Last night Jon Stewart and Stephen Colbert returned to their fake news desks, with picket lines outside of their studios and no strike beards in sight (however, a strike unibrow did appear). They were supportive as ever of the WGA though, in fact Stewart spent all 30 minutes discussing the strike, with only a lone joke or two about the primaries ("Cold white people have had their say"). He made it clear that "From now on, until the end of the strike, we'll be doing 'A Daily Show with Jon Stewart.' But not 'THE Daily Show.'"
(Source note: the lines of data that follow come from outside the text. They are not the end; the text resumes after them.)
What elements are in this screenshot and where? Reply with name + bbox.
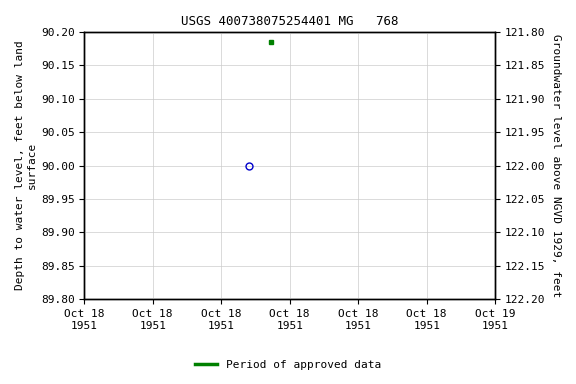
Y-axis label: Groundwater level above NGVD 1929, feet: Groundwater level above NGVD 1929, feet <box>551 34 561 297</box>
Y-axis label: Depth to water level, feet below land
surface: Depth to water level, feet below land su… <box>15 41 37 290</box>
Legend: Period of approved data: Period of approved data <box>191 356 385 375</box>
Title: USGS 400738075254401 MG   768: USGS 400738075254401 MG 768 <box>181 15 399 28</box>
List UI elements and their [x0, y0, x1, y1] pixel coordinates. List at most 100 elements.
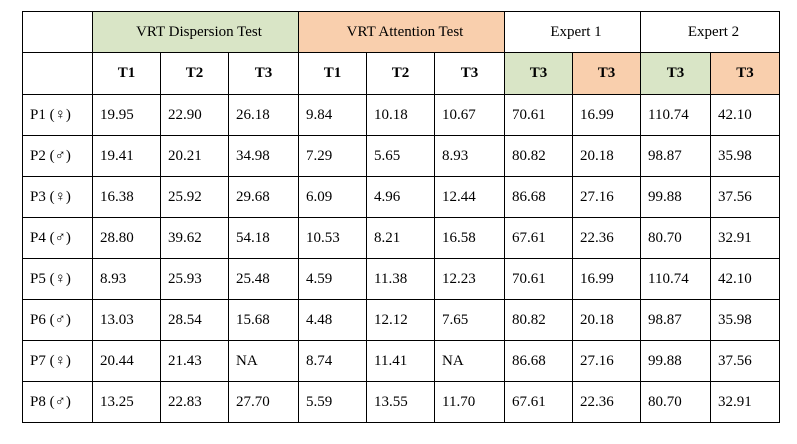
table-cell: 7.65 [434, 299, 505, 341]
table-cell: 80.82 [504, 299, 573, 341]
table-cell: 99.88 [640, 340, 711, 382]
subheader-cell: T3 [504, 52, 573, 95]
table-cell: 4.96 [366, 176, 435, 218]
table-cell: 20.21 [160, 135, 229, 177]
table-cell: 10.67 [434, 94, 505, 136]
table-cell: 5.59 [298, 381, 367, 423]
table-cell: 11.70 [434, 381, 505, 423]
table-cell: 70.61 [504, 94, 573, 136]
table-cell: 80.70 [640, 217, 711, 259]
table-cell: 32.91 [710, 217, 780, 259]
table-cell: 37.56 [710, 340, 780, 382]
table-cell: 35.98 [710, 299, 780, 341]
table-cell: 80.70 [640, 381, 711, 423]
group-vrt-dispersion: VRT Dispersion Test [92, 11, 299, 53]
table-cell: 27.16 [572, 176, 641, 218]
group-expert-1: Expert 1 [504, 11, 641, 53]
table-cell: 20.18 [572, 299, 641, 341]
table-cell: 15.68 [228, 299, 299, 341]
table-cell: 54.18 [228, 217, 299, 259]
subheader-cell: T3 [228, 52, 299, 95]
table-row: P2 (♂) 19.41 20.21 34.98 7.29 5.65 8.93 … [22, 135, 780, 177]
table-cell: 42.10 [710, 94, 780, 136]
table-cell: 8.74 [298, 340, 367, 382]
table-cell: 8.93 [434, 135, 505, 177]
table-cell: 35.98 [710, 135, 780, 177]
results-table: VRT Dispersion Test VRT Attention Test E… [22, 11, 780, 423]
table-cell: 32.91 [710, 381, 780, 423]
row-label: P4 (♂) [22, 217, 93, 259]
table-row: P1 (♀) 19.95 22.90 26.18 9.84 10.18 10.6… [22, 94, 780, 136]
table-cell: 42.10 [710, 258, 780, 300]
group-header-row: VRT Dispersion Test VRT Attention Test E… [22, 11, 780, 53]
table-cell: 98.87 [640, 135, 711, 177]
table-cell: 22.83 [160, 381, 229, 423]
table-cell: 21.43 [160, 340, 229, 382]
table-cell: 26.18 [228, 94, 299, 136]
table-row: P7 (♀) 20.44 21.43 NA 8.74 11.41 NA 86.6… [22, 340, 780, 382]
row-label: P2 (♂) [22, 135, 93, 177]
table-cell: 22.36 [572, 217, 641, 259]
subheader-cell: T3 [572, 52, 641, 95]
table-cell: 10.53 [298, 217, 367, 259]
subheader-cell: T3 [434, 52, 505, 95]
subheader-row: T1 T2 T3 T1 T2 T3 T3 T3 T3 T3 [22, 52, 780, 95]
subheader-cell: T2 [366, 52, 435, 95]
table-cell: 13.55 [366, 381, 435, 423]
table-cell: 16.99 [572, 258, 641, 300]
table-cell: 22.90 [160, 94, 229, 136]
table-cell: 28.80 [92, 217, 161, 259]
table-cell: 4.59 [298, 258, 367, 300]
table-cell: 99.88 [640, 176, 711, 218]
table-row: P6 (♂) 13.03 28.54 15.68 4.48 12.12 7.65… [22, 299, 780, 341]
table-cell: 25.93 [160, 258, 229, 300]
table-cell: 34.98 [228, 135, 299, 177]
table-row: P5 (♀) 8.93 25.93 25.48 4.59 11.38 12.23… [22, 258, 780, 300]
table-cell: 11.41 [366, 340, 435, 382]
table-cell: 110.74 [640, 258, 711, 300]
corner-cell [22, 11, 93, 53]
table-cell: NA [434, 340, 505, 382]
table-cell: 29.68 [228, 176, 299, 218]
table-cell: 67.61 [504, 381, 573, 423]
table-cell: NA [228, 340, 299, 382]
table-cell: 28.54 [160, 299, 229, 341]
row-label: P6 (♂) [22, 299, 93, 341]
subheader-cell: T1 [92, 52, 161, 95]
table-cell: 7.29 [298, 135, 367, 177]
table-cell: 22.36 [572, 381, 641, 423]
table-cell: 11.38 [366, 258, 435, 300]
table-cell: 16.38 [92, 176, 161, 218]
table-cell: 8.21 [366, 217, 435, 259]
table-cell: 12.12 [366, 299, 435, 341]
group-vrt-attention: VRT Attention Test [298, 11, 505, 53]
table-cell: 80.82 [504, 135, 573, 177]
table-cell: 86.68 [504, 176, 573, 218]
table-cell: 20.18 [572, 135, 641, 177]
subheader-cell: T1 [298, 52, 367, 95]
subheader-cell: T3 [710, 52, 780, 95]
table-cell: 25.48 [228, 258, 299, 300]
row-label: P3 (♀) [22, 176, 93, 218]
table-cell: 86.68 [504, 340, 573, 382]
table-cell: 13.03 [92, 299, 161, 341]
table-cell: 37.56 [710, 176, 780, 218]
table-cell: 110.74 [640, 94, 711, 136]
table-cell: 16.99 [572, 94, 641, 136]
table-cell: 5.65 [366, 135, 435, 177]
table-cell: 16.58 [434, 217, 505, 259]
table-cell: 12.44 [434, 176, 505, 218]
group-expert-2: Expert 2 [640, 11, 780, 53]
table-cell: 13.25 [92, 381, 161, 423]
table-cell: 98.87 [640, 299, 711, 341]
table-cell: 10.18 [366, 94, 435, 136]
subheader-cell: T3 [640, 52, 711, 95]
table-cell: 25.92 [160, 176, 229, 218]
table-cell: 27.16 [572, 340, 641, 382]
subheader-blank [22, 52, 93, 95]
table-cell: 27.70 [228, 381, 299, 423]
row-label: P1 (♀) [22, 94, 93, 136]
table-cell: 4.48 [298, 299, 367, 341]
table-row: P3 (♀) 16.38 25.92 29.68 6.09 4.96 12.44… [22, 176, 780, 218]
table-cell: 70.61 [504, 258, 573, 300]
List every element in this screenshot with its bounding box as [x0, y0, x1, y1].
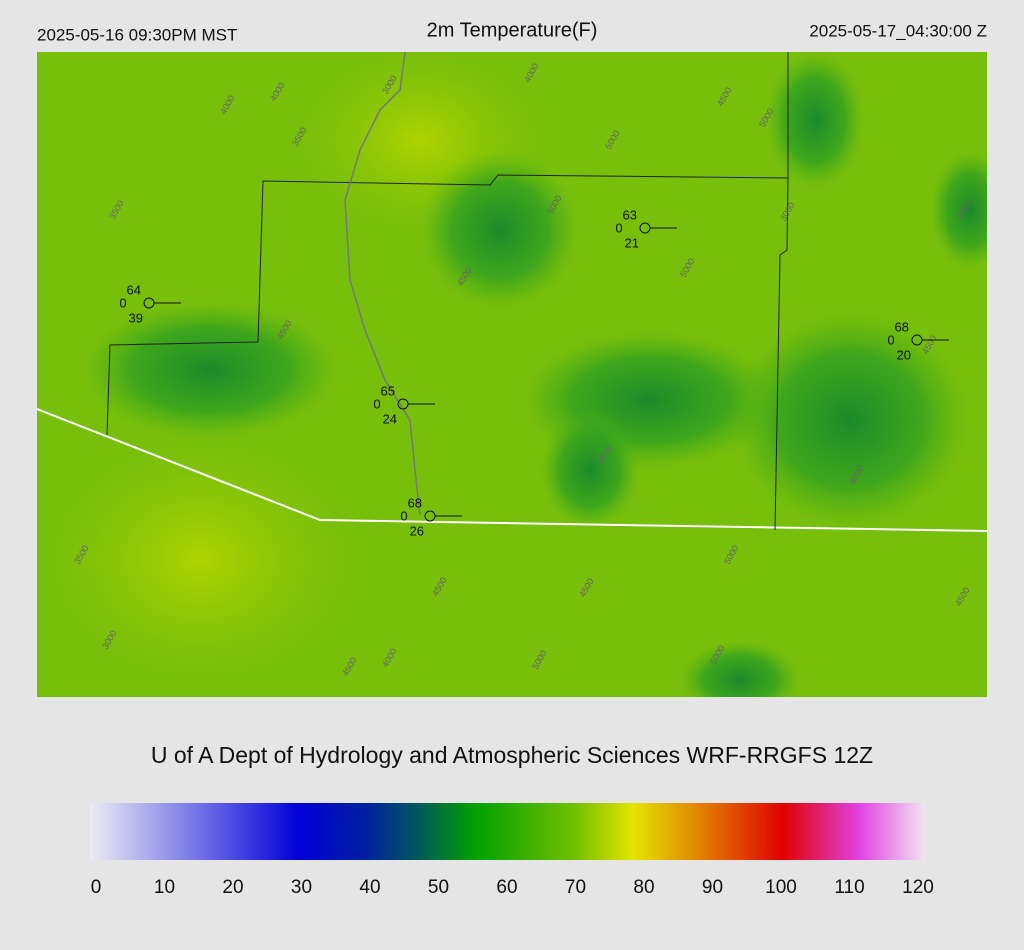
colorbar-tick-label: 40 — [359, 877, 380, 898]
station-dewpoint: 21 — [625, 235, 639, 250]
station-temperature: 68 — [408, 495, 422, 510]
colorbar-tick-label: 60 — [496, 877, 517, 898]
station-dewpoint: 20 — [897, 347, 911, 362]
station-wind: 0 — [400, 508, 407, 523]
colorbar-tick-label: 30 — [291, 877, 312, 898]
station-temperature: 64 — [127, 282, 141, 297]
valid-local: 2025-05-16 09:30PM MST — [37, 25, 237, 44]
title: 2m Temperature(F) — [427, 19, 598, 41]
valid-utc: 2025-05-17_04:30:00 Z — [809, 21, 987, 40]
map — [37, 52, 987, 697]
colorbar-tick-label: 100 — [765, 877, 797, 898]
colorbar — [90, 803, 925, 860]
colorbar-tick-label: 50 — [428, 877, 449, 898]
station-temperature: 68 — [895, 319, 909, 334]
colorbar-tick-label: 120 — [902, 877, 934, 898]
station-wind: 0 — [119, 295, 126, 310]
station-dewpoint: 24 — [383, 411, 397, 426]
station-temperature: 65 — [381, 383, 395, 398]
colorbar-tick-label: 10 — [154, 877, 175, 898]
colorbar-tick-label: 70 — [565, 877, 586, 898]
colorbar-tick-label: 20 — [222, 877, 243, 898]
station-temperature: 63 — [623, 207, 637, 222]
footer: U of A Dept of Hydrology and Atmospheric… — [151, 742, 873, 768]
colorbar-tick-label: 110 — [834, 877, 864, 898]
colorbar-tick-label: 80 — [633, 877, 654, 898]
station-wind: 0 — [373, 396, 380, 411]
station-dewpoint: 26 — [410, 523, 424, 538]
colorbar-tick-label: 90 — [702, 877, 723, 898]
station-wind: 0 — [887, 332, 894, 347]
colorbar-tick-label: 0 — [91, 877, 102, 898]
station-dewpoint: 39 — [129, 310, 143, 325]
station-wind: 0 — [615, 220, 622, 235]
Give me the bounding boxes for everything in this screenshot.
Colbert played up his on-air right-wing persona, denouncing Unions and then wondering where his word for the feature "today's WORD" went. Prompter-less, he pulled off the entire half hour riffing, as Stewart before him had done...though he touched on topics other than the strike. Below (and after the jump) are clips from both shows. How do you think they did? The NY Post says both hosts bombed (something the WGA wants so that Comedy Central and Viacom will see how much they need their writers).

An update on the other New York late night hosts that returned last week: after saying that he had "to say goodbye to an old friend tonight, and I'm just sick about it," Letterman shaved his strike beard! As for Conan, his beard is still growing strong, and last night local fave Nicole Atkins showed no solidarity with the WGA by crossing the picket line to appear on his show!

Some good news, we received the following statement from the WGA yesterday: "United Artists signed an independent agreement. This agreement is virtually identical to the agreement signed by David Letterman's Worldwide Pants. It features all the proposals we were preparing to make when the big media conglomerates left the bargaining table a month ago. Those proposals include appropriate minimums and residuals for new media (whether streamed or downloaded, as well as original made-for content), along with basic cable and pay-TV increases, feature animation and reality TV coverage, union solidarity language, and important enforcement, auditing, and arbitration considerations."